カイロじじいのまゃみゅむゅめも

カイロプラクティック施療で出くわす患者さんとのやり取りのあれこれ。

『花を奉る 石牟礼道子の時空』 藤原書店編集部編 

2016-03-16 18:36:13 | 本日のこういうのが好きだ
一風変わった形式の一冊だ。
藤原書店が出版した『石牟礼道子全集』、『石牟礼道子詩文コレクション』などに寄せられた解説を集めたものだ。
その解説者の総数は100名を超える。

ある意味では読みにくいものとなっている。
100余名の人々の文体はそれこそ100余あるわけだから。
でも、そこには共通点がある。
皆、石牟礼道子の人柄や作品に感銘を受けた人々だ。

ある者は、水俣病患者であり、救済運動に共働した者。
ある者は、著作に触れ、ある種の感銘を受け、その後の活動に影響を受けた者。
ある者は、今回初めて石牟礼作品に触れる者。
ある者は、石牟礼道子の創作能に関わった者。
そしてある者は、身近に石牟礼道子の日常を共にしている者。

徳さんが取り分け感極まったのは、この10年間介護ヘルパーとして石牟礼道子の身辺のお世話をしている米満公美子さんの一文だ。
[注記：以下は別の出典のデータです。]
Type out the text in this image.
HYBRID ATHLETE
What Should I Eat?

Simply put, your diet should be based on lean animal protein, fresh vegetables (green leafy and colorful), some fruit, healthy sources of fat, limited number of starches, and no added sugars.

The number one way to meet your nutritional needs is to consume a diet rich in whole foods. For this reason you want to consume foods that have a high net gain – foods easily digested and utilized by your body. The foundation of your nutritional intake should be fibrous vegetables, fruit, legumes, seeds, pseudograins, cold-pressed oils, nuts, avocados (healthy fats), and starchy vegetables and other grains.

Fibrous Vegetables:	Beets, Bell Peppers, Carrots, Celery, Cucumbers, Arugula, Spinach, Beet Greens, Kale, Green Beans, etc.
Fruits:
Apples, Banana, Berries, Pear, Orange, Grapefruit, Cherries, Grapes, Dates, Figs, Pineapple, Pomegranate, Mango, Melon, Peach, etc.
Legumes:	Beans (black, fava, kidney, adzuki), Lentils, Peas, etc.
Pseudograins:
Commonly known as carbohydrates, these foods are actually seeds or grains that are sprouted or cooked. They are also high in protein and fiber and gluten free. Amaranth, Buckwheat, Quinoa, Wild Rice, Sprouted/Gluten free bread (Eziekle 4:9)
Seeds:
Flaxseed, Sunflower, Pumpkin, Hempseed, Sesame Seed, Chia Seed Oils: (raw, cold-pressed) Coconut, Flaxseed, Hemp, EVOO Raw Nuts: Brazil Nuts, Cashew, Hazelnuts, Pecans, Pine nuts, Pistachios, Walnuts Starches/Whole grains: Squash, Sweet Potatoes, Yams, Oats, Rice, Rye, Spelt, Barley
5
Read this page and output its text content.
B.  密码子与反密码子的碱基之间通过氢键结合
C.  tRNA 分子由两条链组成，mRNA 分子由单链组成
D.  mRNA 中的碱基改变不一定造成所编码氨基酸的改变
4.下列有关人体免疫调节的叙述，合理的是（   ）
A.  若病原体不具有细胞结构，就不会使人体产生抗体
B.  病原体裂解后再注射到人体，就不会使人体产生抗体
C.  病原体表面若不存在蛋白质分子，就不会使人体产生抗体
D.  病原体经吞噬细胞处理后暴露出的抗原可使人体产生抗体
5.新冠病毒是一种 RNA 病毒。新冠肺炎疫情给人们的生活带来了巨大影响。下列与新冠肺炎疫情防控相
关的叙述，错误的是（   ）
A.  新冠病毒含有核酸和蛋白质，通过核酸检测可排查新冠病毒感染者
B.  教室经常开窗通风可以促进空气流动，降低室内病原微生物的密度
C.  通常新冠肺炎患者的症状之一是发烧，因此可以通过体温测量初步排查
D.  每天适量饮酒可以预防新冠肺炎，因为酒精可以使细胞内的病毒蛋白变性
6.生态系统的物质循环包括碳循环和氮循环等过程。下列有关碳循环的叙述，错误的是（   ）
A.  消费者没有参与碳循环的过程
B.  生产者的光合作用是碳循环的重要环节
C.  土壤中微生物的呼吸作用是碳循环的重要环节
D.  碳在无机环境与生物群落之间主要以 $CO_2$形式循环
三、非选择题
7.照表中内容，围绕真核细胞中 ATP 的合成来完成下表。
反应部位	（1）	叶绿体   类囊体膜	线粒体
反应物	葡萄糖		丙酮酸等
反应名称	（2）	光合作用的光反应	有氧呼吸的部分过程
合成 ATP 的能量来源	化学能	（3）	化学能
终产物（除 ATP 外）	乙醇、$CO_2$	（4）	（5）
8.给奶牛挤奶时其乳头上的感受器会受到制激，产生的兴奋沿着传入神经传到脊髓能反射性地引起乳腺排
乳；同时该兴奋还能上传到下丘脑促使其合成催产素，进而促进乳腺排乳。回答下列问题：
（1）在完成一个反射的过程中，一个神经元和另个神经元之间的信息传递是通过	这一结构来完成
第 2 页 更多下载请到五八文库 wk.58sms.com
2011年、石牟礼道子が久々に水俣を訪れ、胎児性水俣病患者のいる明水苑を訪れる際に付き添ってた時の話。

  *****
(患者の一人、加賀田清子さんが)
「石牟礼さんもたいへんなことがあると思いますが頑張ってください。これからもたくさん詩を書いてください」と声をかけられると石牟礼さんの目に滲んでいた涙がどっとこぼれ落ちました。胎児性の患者さんをずっと見守ってこられる中で、数しれないたくさんの涙を受け止めてこられた石牟礼さんが、やっとこの一点において解放された瞬間だったように思います。
「私が詩を書いていることを知っているの」と石牟礼さんがお尋ねになると、清子さんは当然のように、「知っていますよ」と答えられました。私は石牟礼さんの問いかけを聞いたとき、石牟礼さんがどのような気持ちで水俣病の患者さんたちに寄り添ってこられたのかを改めて知りました。何にでも限りなく限りなく想いを馳せていかれる方だということを日頃から思っていましたが、石牟礼さんが掛けられたのは、ここにおいてもひっそりと、限りなくひっそりと寄り添ってこられた心情の具体的な言葉だったと思います。
 お別れのときの名水苑の玄関ロビーは、石牟礼さんのまわりをたわむれるように車椅子で弧を描く半永さんたちが、言葉などいらない、まるでキラキラと輝く妖精のようでこの世の楽園でした。私はその美しさが目に焼き付き、石牟礼さんもほんとうに幸せそうにほほえんでおられたことが嬉しくて、帰りの車の中で涙が止まりませんでした。